De ahí que desde tiempo inmemorial se hayan dedicado estas fechas a la fiesta, alrededor de la buena comida y bebida, alrededor del consuelo que las creencias religiosas puedan acarrearnos.

Pero hemos renunciado a la felicidad como estado natural y permanente. Sólo los místicos de todas las religiones nos hablan de estados de felicidad y gracia. El resto de los mortales no acabamos de tomárnoslo demasiado en serio. Quizá porque creemos, o nos hacen creer, que la felicidad es un derecho, y es al Estado, y las iglesias a quien compete regalárnoslo, a quien hay que exigírselo. En forma de acceso al bienestar, al consumo, a la seguridad, al perdón, al cielo después de la muerte, a tantas cosas en las que confiamos y ponemos nuestros momentos más dichosos. Casi nunca deseos de presente, casi siempre deseos o anhelos de futuro.

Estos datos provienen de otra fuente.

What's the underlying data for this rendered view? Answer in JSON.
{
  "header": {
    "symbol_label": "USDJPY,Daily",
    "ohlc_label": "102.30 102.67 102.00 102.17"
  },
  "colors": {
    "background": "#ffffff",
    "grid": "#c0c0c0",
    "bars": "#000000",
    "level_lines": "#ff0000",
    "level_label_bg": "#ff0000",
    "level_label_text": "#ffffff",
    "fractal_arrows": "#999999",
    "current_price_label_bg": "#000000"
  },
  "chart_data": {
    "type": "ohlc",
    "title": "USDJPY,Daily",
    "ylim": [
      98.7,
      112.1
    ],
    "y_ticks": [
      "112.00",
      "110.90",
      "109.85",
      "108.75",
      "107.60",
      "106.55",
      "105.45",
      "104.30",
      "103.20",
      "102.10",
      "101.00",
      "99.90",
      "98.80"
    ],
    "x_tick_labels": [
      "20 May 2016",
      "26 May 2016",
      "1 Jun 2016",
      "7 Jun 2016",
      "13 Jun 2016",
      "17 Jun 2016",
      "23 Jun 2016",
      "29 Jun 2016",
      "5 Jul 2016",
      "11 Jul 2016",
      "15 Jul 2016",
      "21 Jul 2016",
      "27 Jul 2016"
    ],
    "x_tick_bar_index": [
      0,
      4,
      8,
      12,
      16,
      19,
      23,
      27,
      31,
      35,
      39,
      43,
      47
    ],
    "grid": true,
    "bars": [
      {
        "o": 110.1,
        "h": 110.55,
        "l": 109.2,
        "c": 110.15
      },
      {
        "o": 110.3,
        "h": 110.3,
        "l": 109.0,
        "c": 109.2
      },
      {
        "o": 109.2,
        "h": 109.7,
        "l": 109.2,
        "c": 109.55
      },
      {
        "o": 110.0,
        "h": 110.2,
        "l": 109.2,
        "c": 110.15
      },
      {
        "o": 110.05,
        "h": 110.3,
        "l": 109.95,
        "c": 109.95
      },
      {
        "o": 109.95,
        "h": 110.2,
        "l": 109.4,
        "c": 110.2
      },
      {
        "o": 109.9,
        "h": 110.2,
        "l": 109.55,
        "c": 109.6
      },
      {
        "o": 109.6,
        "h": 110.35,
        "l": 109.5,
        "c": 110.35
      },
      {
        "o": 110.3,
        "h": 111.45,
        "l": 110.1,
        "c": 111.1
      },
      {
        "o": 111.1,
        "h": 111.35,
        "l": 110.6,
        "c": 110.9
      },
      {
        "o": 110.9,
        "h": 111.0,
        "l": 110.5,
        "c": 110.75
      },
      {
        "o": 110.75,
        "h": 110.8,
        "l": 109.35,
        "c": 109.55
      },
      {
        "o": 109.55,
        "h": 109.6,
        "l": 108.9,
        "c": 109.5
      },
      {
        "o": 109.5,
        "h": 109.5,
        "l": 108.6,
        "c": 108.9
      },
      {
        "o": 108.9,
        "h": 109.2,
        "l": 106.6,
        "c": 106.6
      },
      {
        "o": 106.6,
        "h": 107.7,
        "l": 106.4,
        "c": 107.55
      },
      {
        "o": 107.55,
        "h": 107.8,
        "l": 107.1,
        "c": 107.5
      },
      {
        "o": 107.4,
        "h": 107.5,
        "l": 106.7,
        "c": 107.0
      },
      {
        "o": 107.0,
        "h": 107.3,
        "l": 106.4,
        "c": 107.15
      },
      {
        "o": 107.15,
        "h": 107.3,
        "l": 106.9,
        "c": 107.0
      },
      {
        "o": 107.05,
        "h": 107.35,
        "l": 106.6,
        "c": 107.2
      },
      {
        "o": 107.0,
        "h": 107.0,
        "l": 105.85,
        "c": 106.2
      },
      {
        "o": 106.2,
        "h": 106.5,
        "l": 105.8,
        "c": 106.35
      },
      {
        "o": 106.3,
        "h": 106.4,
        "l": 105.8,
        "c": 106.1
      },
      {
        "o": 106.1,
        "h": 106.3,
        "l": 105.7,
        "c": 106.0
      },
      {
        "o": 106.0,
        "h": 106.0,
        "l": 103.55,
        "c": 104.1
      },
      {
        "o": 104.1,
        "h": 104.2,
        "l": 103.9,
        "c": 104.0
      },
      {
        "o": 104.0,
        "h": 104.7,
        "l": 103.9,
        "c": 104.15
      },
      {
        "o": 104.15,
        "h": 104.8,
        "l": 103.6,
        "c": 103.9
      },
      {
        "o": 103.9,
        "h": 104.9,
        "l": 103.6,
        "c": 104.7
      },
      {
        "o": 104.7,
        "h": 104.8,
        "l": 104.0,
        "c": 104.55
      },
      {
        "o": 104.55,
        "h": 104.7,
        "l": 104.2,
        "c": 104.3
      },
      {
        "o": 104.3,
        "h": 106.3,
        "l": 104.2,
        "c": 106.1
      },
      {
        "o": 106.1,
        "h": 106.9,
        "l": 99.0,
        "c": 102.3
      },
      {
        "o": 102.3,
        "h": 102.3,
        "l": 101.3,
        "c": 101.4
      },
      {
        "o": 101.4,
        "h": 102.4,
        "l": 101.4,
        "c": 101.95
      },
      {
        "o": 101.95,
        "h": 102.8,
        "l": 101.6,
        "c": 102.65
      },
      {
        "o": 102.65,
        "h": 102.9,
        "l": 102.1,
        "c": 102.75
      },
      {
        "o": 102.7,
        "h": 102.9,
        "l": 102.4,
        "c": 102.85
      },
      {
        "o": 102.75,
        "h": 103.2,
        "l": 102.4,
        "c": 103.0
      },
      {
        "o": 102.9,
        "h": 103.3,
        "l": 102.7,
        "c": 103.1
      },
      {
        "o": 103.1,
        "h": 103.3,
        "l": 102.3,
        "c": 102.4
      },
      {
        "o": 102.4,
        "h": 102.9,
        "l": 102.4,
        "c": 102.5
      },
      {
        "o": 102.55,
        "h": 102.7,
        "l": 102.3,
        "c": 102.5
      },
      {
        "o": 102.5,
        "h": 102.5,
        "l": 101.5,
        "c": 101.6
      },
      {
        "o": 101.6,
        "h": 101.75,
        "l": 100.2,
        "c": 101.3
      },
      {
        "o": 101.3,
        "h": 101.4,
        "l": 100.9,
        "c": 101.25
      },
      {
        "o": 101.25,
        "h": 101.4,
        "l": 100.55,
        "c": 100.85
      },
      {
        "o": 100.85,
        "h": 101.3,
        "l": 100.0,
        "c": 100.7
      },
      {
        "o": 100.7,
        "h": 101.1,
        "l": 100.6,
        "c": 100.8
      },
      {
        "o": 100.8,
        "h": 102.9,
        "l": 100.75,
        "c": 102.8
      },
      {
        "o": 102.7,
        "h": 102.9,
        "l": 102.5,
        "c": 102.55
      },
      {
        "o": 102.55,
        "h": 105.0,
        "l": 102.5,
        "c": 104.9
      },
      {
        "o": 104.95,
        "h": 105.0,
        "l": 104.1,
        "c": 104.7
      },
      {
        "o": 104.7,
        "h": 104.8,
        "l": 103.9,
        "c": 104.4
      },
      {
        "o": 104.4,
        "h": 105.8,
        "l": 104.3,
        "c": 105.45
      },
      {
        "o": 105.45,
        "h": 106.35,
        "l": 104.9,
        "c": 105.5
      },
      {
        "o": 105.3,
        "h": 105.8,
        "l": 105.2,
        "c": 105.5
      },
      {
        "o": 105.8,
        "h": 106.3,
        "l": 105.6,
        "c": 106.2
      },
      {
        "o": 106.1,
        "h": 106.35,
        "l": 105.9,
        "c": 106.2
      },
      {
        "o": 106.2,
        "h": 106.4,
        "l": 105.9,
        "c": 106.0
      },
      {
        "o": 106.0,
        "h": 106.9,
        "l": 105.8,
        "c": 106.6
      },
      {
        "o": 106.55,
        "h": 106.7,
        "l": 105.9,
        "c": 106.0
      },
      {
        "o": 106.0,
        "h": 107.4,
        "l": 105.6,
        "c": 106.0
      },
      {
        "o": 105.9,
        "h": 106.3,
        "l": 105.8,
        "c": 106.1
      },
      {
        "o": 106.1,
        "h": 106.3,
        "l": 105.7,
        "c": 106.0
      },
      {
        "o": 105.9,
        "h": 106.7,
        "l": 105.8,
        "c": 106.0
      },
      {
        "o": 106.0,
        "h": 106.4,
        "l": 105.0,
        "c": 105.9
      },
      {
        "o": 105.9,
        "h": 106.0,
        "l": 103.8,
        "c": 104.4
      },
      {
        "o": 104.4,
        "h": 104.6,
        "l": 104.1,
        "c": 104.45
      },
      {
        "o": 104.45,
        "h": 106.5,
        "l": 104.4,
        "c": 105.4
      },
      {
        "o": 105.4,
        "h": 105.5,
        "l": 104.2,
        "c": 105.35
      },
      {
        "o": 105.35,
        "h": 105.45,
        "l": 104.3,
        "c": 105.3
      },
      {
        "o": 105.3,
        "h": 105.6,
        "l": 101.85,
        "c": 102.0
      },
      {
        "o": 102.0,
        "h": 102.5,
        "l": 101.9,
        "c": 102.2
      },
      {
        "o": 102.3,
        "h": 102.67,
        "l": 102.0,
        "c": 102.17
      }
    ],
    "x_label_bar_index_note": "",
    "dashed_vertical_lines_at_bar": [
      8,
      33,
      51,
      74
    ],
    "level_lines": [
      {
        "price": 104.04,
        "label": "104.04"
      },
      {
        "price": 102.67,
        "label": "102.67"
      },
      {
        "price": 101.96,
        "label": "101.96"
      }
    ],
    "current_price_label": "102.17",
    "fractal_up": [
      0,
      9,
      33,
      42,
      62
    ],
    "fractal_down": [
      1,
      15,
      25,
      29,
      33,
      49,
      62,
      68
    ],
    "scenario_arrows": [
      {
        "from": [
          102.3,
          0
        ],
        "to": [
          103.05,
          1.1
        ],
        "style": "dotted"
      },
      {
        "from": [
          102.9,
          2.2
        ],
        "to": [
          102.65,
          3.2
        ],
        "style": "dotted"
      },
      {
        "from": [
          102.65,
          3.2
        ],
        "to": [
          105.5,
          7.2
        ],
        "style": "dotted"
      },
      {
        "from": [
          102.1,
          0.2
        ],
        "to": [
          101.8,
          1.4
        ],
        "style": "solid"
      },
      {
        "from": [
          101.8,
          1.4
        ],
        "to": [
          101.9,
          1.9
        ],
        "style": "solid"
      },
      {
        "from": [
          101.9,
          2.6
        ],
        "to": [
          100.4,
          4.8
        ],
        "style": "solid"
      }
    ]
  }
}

Pero podría ser que la felicidad no fuese un derecho, sino un deber. Un deber de nosotros mismos para con nosotros mismos. Y para con los demás, pues pocas cosas se contagian más que la alegría. Reírse solos y ser felices solos es una extravagancia. La felicidad es algo que se comparte con los demás, que se entrega a los otros, que se regala al mundo.

Así que digamos feliz Navidad, y el resto de los días que nos queden por vivir. Próspera entrada y salida de año, de éste y de todos los que vengan. Para que seamos un poco más felices.